To help overcome such challenges, Elastic, a leading platform for search-powered solutions, offers a distributed tracing solution – Elastic Observability. It helps monitor data health and performance across complex technology infrastructure. This is what helped Wells Fargo turn data overload into business opportunities.
One of the four largest banks in the U.S., Wells Fargo, has had remarkable success by deploying Elastic Observability to better observe its financial transactions through distributed tracing. The solution enabled the bank to follow user requests at every stage of its journey through its complex services and systems.

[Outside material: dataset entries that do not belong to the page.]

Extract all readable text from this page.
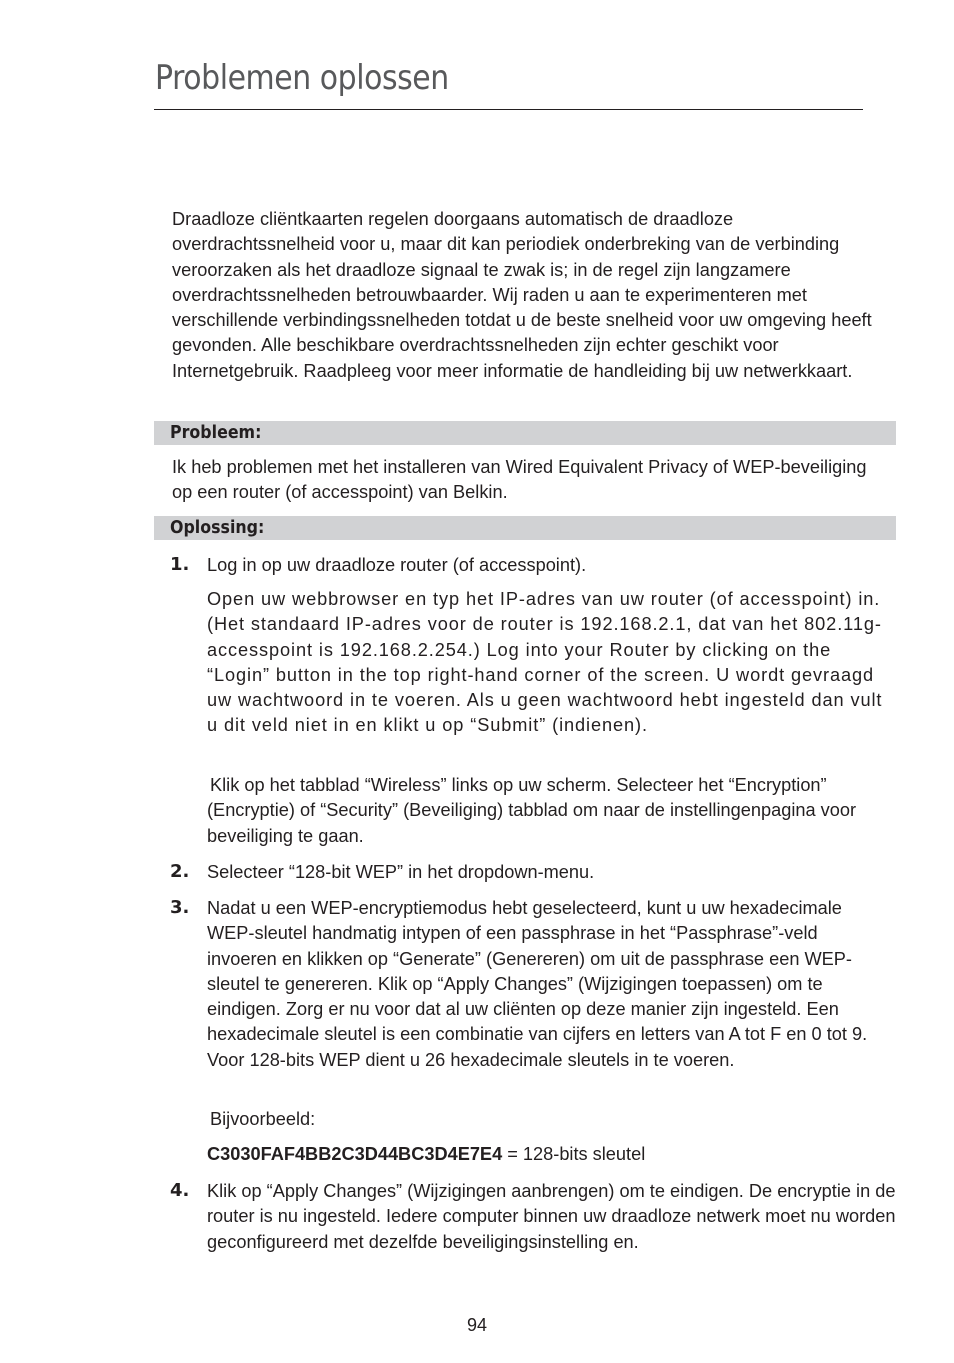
Problemen oplossen

Draadloze cliëntkaarten regelen doorgaans automatisch de draadloze overdrachtssnelheid voor u, maar dit kan periodiek onderbreking van de verbinding veroorzaken als het draadloze signaal te zwak is; in de regel zijn langzamere overdrachtssnelheden betrouwbaarder. Wij raden u aan te experimenteren met verschillende verbindingssnelheden totdat u de beste snelheid voor uw omgeving heeft gevonden. Alle beschikbare overdrachtssnelheden zijn echter geschikt voor Internetgebruik. Raadpleeg voor meer informatie de handleiding bij uw netwerkkaart.

Probleem:

Ik heb problemen met het installeren van Wired Equivalent Privacy of WEP-beveiliging op een router (of accesspoint) van Belkin.

Oplossing:
1. Log in op uw draadloze router (of accesspoint).

Open uw webbrowser en typ het IP-adres van uw router (of accesspoint) in. (Het standaard IP-adres voor de router is 192.168.2.1, dat van het 802.11g-accesspoint is 192.168.2.254.) Log into your Router by clicking on the “Login” button in the top right-hand corner of the screen. U wordt gevraagd uw wachtwoord in te voeren. Als u geen wachtwoord hebt ingesteld dan vult u dit veld niet in en klikt u op “Submit” (indienen).

Klik op het tabblad “Wireless” links op uw scherm. Selecteer het “Encryption” (Encryptie) of “Security” (Beveiliging) tabblad om naar de instellingenpagina voor beveiliging te gaan.

2. Selecteer “128-bit WEP” in het dropdown-menu.

3. Nadat u een WEP-encryptiemodus hebt geselecteerd, kunt u uw hexadecimale WEP-sleutel handmatig intypen of een passphrase in het “Passphrase”-veld invoeren en klikken op “Generate” (Genereren) om uit de passphrase een WEP-sleutel te genereren. Klik op “Apply Changes” (Wijzigingen toepassen) om te eindigen. Zorg er nu voor dat al uw cliënten op deze manier zijn ingesteld. Een hexadecimale sleutel is een combinatie van cijfers en letters van A tot F en 0 tot 9. Voor 128-bits WEP dient u 26 hexadecimale sleutels in te voeren.

Bijvoorbeeld:

C3030FAF4BB2C3D44BC3D4E7E4 = 128-bits sleutel

4. Klik op “Apply Changes” (Wijzigingen aanbrengen) om te eindigen. De encryptie in de router is nu ingesteld. Iedere computer binnen uw draadloze netwerk moet nu worden geconfigureerd met dezelfde beveiligingsinstelling en.

94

One of the goals of the the Digital Technology and Innovation team at Wells Fargo is to monitor the customer-facing applications to help ensure maximum availability and performance of IT infrastructure. Being able to quickly identify issues allows end-to-end visibility of all financial transactions. This also allows the bank to report on risk in near real-time.
As Wells Fargo’s IT infrastructure has evolved, so has the complexity of the systems and applications. This created the need for using observability solutions that can gather and monitor information.
Joe Korchmar, Distinguished Engineer, Wells Fargo, and his team were responsible for picking the most suitable observability solution. Explaining his reasoning for selecting Elastic, Korchmar shared that Well Fargo required a solution that had an open architecture, offered compliance with modern industry standards, such as the W3C Trace Content, and allowed Well Fargo to own its data.
In addition to meeting those requirements, Elastic Observability also offered tools to capture 100 percent of application traces and the unique ability to add extensions to the schema, such as payment information and customer numbers. This made the Elastic solution the ideal choice for Wells Fargo.
Using Elastic Observability allowed Korshmar and his team to monitor and analyze application flows in near real-time to quickly identify root causes, slow performing code, and resolve issues faster.
The addition of Elastic Obversabulty aligns well with Wells Fargo’s plans to migrate to a multi-cloud environment over the next decade. With its flexible deployment options, the ability to perform federated search across clusters in the data center or cloud, and data lifecycle management capabilities, Elastic Observabitly is a solid long-term solution for a multi-cloud environment.
“As we extend the implementation of Elastic, we are getting closer to complete observability across the enterprise, which brings benefits to all our lines of business. This will allow us to continue to improve application availability, customer response, and mean time to recover.” said Korchmar.
One of the first use cases for this solution is the banks’ login and payment systems. The Elastic Professional Services helped accelerate the deployment into successful production. According to Korchmar, Elastic Observability has enabled his team to focus on “areas that have the greatest impact on the bank’s operating costs and revenues.”
With the deployment of the Elastic distributed tracing platform, Well Fargo has positioned itself to meet its digital transformation goals and offer solutions that can optimize finances and business performance for customers.